Vitelmo V. Bertero, a pioneer in earthquake engineering research and a specialist in post-quake damage investigation, died on Oct. 24 at age 93. From 1958 until 1991, while a professor of civil and environmental engineering at the University of California-Berkeley, he developed methods of seismic design for both steel moment and braced frames, reinforced-concrete frames and shear walls, and masonry structures, says the university’s Pacific Earthquake Engineering Research Center. Bertero was ENR’s Man of the Year in 1990.
During his career, Bertero conducted pioneering research on many subjects, including elastic and inelastic seismic structural response.
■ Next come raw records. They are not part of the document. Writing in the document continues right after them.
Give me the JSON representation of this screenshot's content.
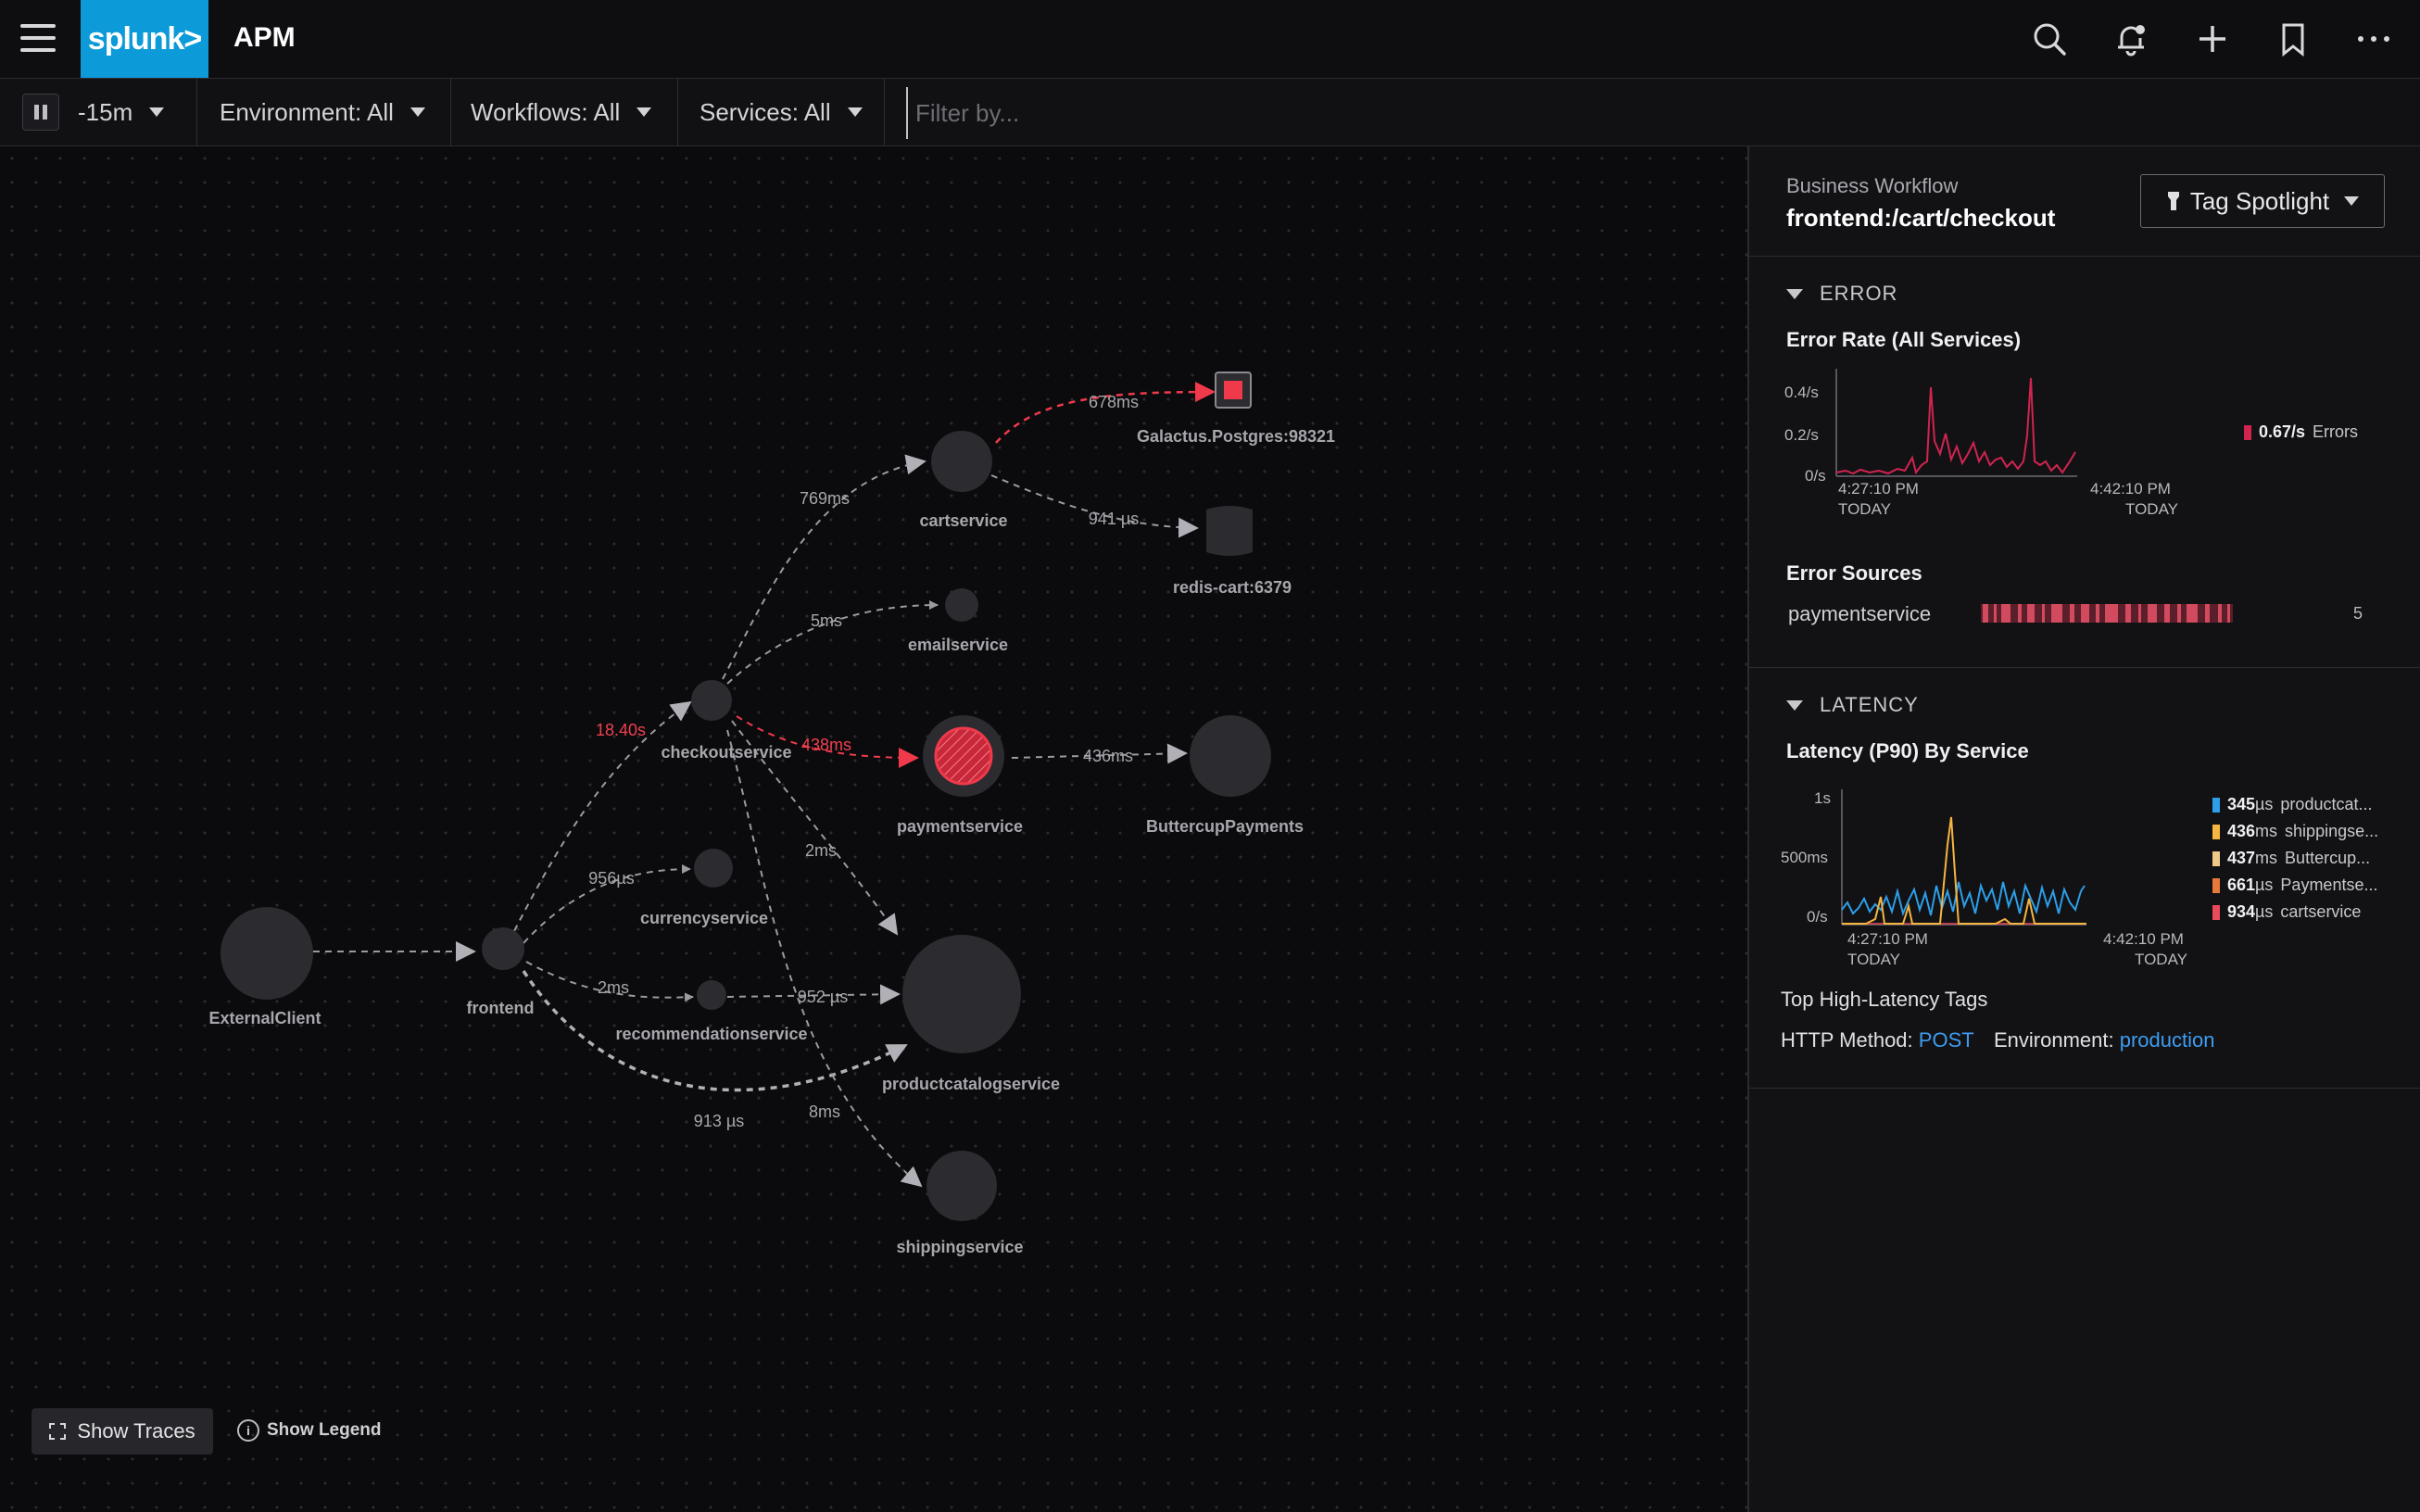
{
  "app": {
    "logo": "splunk>",
    "title": "APM"
  },
  "filters": {
    "time": "-15m",
    "environment": "Environment: All",
    "workflows": "Workflows: All",
    "services": "Services: All",
    "filter_placeholder": "Filter by..."
  },
  "map": {
    "nodes": {
      "galactus": "Galactus.Postgres:98321",
      "cartservice": "cartservice",
      "redis": "redis-cart:6379",
      "emailservice": "emailservice",
      "checkoutservice": "checkoutservice",
      "paymentservice": "paymentservice",
      "buttercup": "ButtercupPayments",
      "currencyservice": "currencyservice",
      "externalclient": "ExternalClient",
      "frontend": "frontend",
      "recommendationservice": "recommendationservice",
      "productcatalogservice": "productcatalogservice",
      "shippingservice": "shippingservice"
    },
    "edges": {
      "cart_galactus": "678ms",
      "cart_redis": "941 µs",
      "checkout_cart": "769ms",
      "checkout_email": "5ms",
      "frontend_checkout": "18.40s",
      "checkout_payment": "438ms",
      "payment_buttercup": "436ms",
      "checkout_catalog": "2ms",
      "frontend_currency": "956µs",
      "frontend_recommendation": "2ms",
      "recommendation_catalog": "952 µs",
      "frontend_catalog": "913 µs",
      "checkout_shipping": "8ms"
    },
    "show_traces": "Show Traces",
    "show_legend": "Show Legend"
  },
  "panel": {
    "workflow_label": "Business Workflow",
    "workflow_value": "frontend:/cart/checkout",
    "tag_spotlight": "Tag Spotlight",
    "error": {
      "heading": "ERROR",
      "rate_title": "Error Rate (All Services)",
      "y_ticks": [
        "0.4/s",
        "0.2/s",
        "0/s"
      ],
      "x_start": "4:27:10 PM",
      "x_end": "4:42:10 PM",
      "x_sub": "TODAY",
      "legend_value": "0.67/s",
      "legend_name": "Errors",
      "sources_title": "Error Sources",
      "source_name": "paymentservice",
      "source_count": "5"
    },
    "latency": {
      "heading": "LATENCY",
      "title": "Latency (P90) By Service",
      "y_ticks": [
        "1s",
        "500ms",
        "0/s"
      ],
      "x_start": "4:27:10 PM",
      "x_end": "4:42:10 PM",
      "x_sub": "TODAY",
      "legend": [
        {
          "value": "345",
          "unit": "µs",
          "name": "productcat...",
          "color": "#2d9ee8"
        },
        {
          "value": "436",
          "unit": "ms",
          "name": "shippingse...",
          "color": "#f5b53f"
        },
        {
          "value": "437",
          "unit": "ms",
          "name": "Buttercup...",
          "color": "#f0c98a"
        },
        {
          "value": "661",
          "unit": "µs",
          "name": "Paymentse...",
          "color": "#e8793a"
        },
        {
          "value": "934",
          "unit": "µs",
          "name": "cartservice",
          "color": "#e94b5b"
        }
      ],
      "tags_title": "Top High-Latency Tags",
      "tag1_label": "HTTP Method:",
      "tag1_value": "POST",
      "tag2_label": "Environment:",
      "tag2_value": "production"
    }
  },
  "colors": {
    "accent": "#0c9ad8",
    "error": "#e8364a",
    "link": "#3e9cf0"
  }
}
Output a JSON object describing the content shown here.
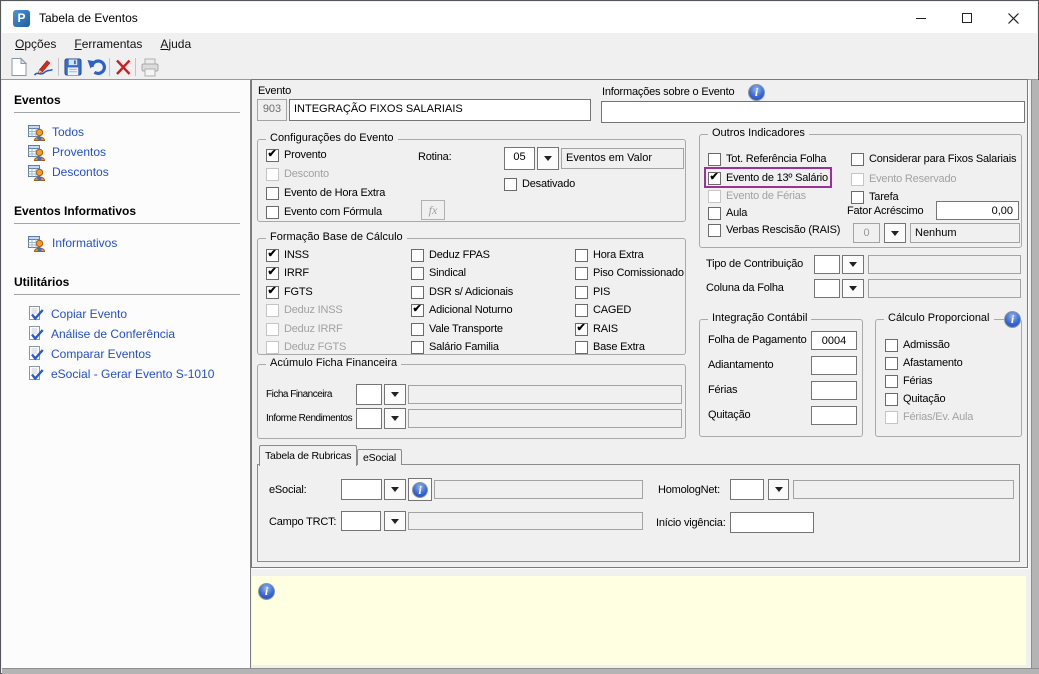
{
  "window": {
    "title": "Tabela de Eventos",
    "icon_letter": "P"
  },
  "menu": {
    "items": [
      {
        "label": "Opções"
      },
      {
        "label": "Ferramentas"
      },
      {
        "label": "Ajuda"
      }
    ]
  },
  "toolbar": {
    "icons": [
      "new-document",
      "edit-pencil",
      "save",
      "undo",
      "delete",
      "print"
    ]
  },
  "sidebar": {
    "sections": [
      {
        "title": "Eventos",
        "icon": "grid-user",
        "items": [
          "Todos",
          "Proventos",
          "Descontos"
        ]
      },
      {
        "title": "Eventos Informativos",
        "icon": "grid-user",
        "items": [
          "Informativos"
        ]
      },
      {
        "title": "Utilitários",
        "icon": "doc-check",
        "items": [
          "Copiar Evento",
          "Análise de Conferência",
          "Comparar Eventos",
          "eSocial - Gerar Evento S-1010"
        ]
      }
    ]
  },
  "evento": {
    "label": "Evento",
    "code": "903",
    "name": "INTEGRAÇÃO FIXOS SALARIAIS"
  },
  "informacoes": {
    "label": "Informações sobre o Evento",
    "value": ""
  },
  "configuracoes": {
    "title": "Configurações do Evento",
    "checkboxes": [
      {
        "label": "Provento",
        "checked": true
      },
      {
        "label": "Desconto",
        "disabled": true
      },
      {
        "label": "Evento de Hora Extra"
      },
      {
        "label": "Evento com Fórmula"
      }
    ],
    "fx_button": "fx",
    "rotina_label": "Rotina:",
    "rotina_value": "05",
    "rotina_desc": "Eventos em Valor",
    "desativado": {
      "label": "Desativado"
    }
  },
  "outros": {
    "title": "Outros Indicadores",
    "col1": [
      {
        "label": "Tot. Referência Folha"
      },
      {
        "label": "Evento de 13º Salário",
        "checked": true,
        "highlight": true
      },
      {
        "label": "Evento de Férias",
        "disabled": true
      },
      {
        "label": "Aula"
      },
      {
        "label": "Verbas Rescisão (RAIS)"
      }
    ],
    "col2": [
      {
        "label": "Considerar para Fixos Salariais"
      },
      {
        "label": "Evento Reservado",
        "disabled": true
      },
      {
        "label": "Tarefa"
      }
    ],
    "fator_label": "Fator Acréscimo",
    "fator_value": "0,00",
    "verba_value": "0",
    "verba_desc": "Nenhum",
    "tipo_contribuicao_label": "Tipo de Contribuição",
    "coluna_folha_label": "Coluna da Folha"
  },
  "formacao": {
    "title": "Formação Base de Cálculo",
    "columns": [
      [
        {
          "label": "INSS",
          "checked": true
        },
        {
          "label": "IRRF",
          "checked": true
        },
        {
          "label": "FGTS",
          "checked": true
        },
        {
          "label": "Deduz INSS",
          "disabled": true
        },
        {
          "label": "Deduz IRRF",
          "disabled": true
        },
        {
          "label": "Deduz FGTS",
          "disabled": true
        }
      ],
      [
        {
          "label": "Deduz FPAS"
        },
        {
          "label": "Sindical"
        },
        {
          "label": "DSR s/ Adicionais"
        },
        {
          "label": "Adicional Noturno",
          "checked": true
        },
        {
          "label": "Vale Transporte"
        },
        {
          "label": "Salário Familia"
        }
      ],
      [
        {
          "label": "Hora Extra"
        },
        {
          "label": "Piso Comissionado"
        },
        {
          "label": "PIS"
        },
        {
          "label": "CAGED"
        },
        {
          "label": "RAIS",
          "checked": true
        },
        {
          "label": "Base Extra"
        }
      ]
    ]
  },
  "acumulo": {
    "title": "Acúmulo Ficha Financeira",
    "rows": [
      {
        "label": "Ficha Financeira"
      },
      {
        "label": "Informe Rendimentos"
      }
    ]
  },
  "integracao": {
    "title": "Integração Contábil",
    "rows": [
      {
        "label": "Folha de Pagamento",
        "value": "0004"
      },
      {
        "label": "Adiantamento",
        "value": ""
      },
      {
        "label": "Férias",
        "value": ""
      },
      {
        "label": "Quitação",
        "value": ""
      }
    ]
  },
  "calculo": {
    "title": "Cálculo Proporcional",
    "checkboxes": [
      {
        "label": "Admissão"
      },
      {
        "label": "Afastamento"
      },
      {
        "label": "Férias"
      },
      {
        "label": "Quitação"
      },
      {
        "label": "Férias/Ev. Aula",
        "disabled": true
      }
    ]
  },
  "tabs": {
    "items": [
      {
        "label": "Tabela de Rubricas",
        "active": true
      },
      {
        "label": "eSocial"
      }
    ]
  },
  "rubricas": {
    "esocial_label": "eSocial:",
    "homolognet_label": "HomologNet:",
    "campo_trct_label": "Campo TRCT:",
    "inicio_vigencia_label": "Início vigência:"
  }
}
He also developed a conceptual framework for performance-based earthquake engineering. Bertero inspected structural damage after numerous major temblors, including the 1964 Alaska earthquake, the 1989 Loma Prieta and 1994 Northridge quakes in California, and the 1995 Kobe quake in Japan.
Bertero was “extremely active at advancing the profession not only at the university level but at the national level and international level,” said the late Frank Barron, then a UC-Berkeley professor emeritus, in the ENR profile related to the researcher’s award. Consulting engineer Chris D. Poland said Bertero had the “ability to recognize what our needs are and meld those with the research.”
Born in 1923 in Esperanza, Argentina, Bertero received a degree in engineering from the Universidad del Litoral in Rosario, Argentina, in 1947, as well as advanced degrees from the Massachusetts Institute of Technology.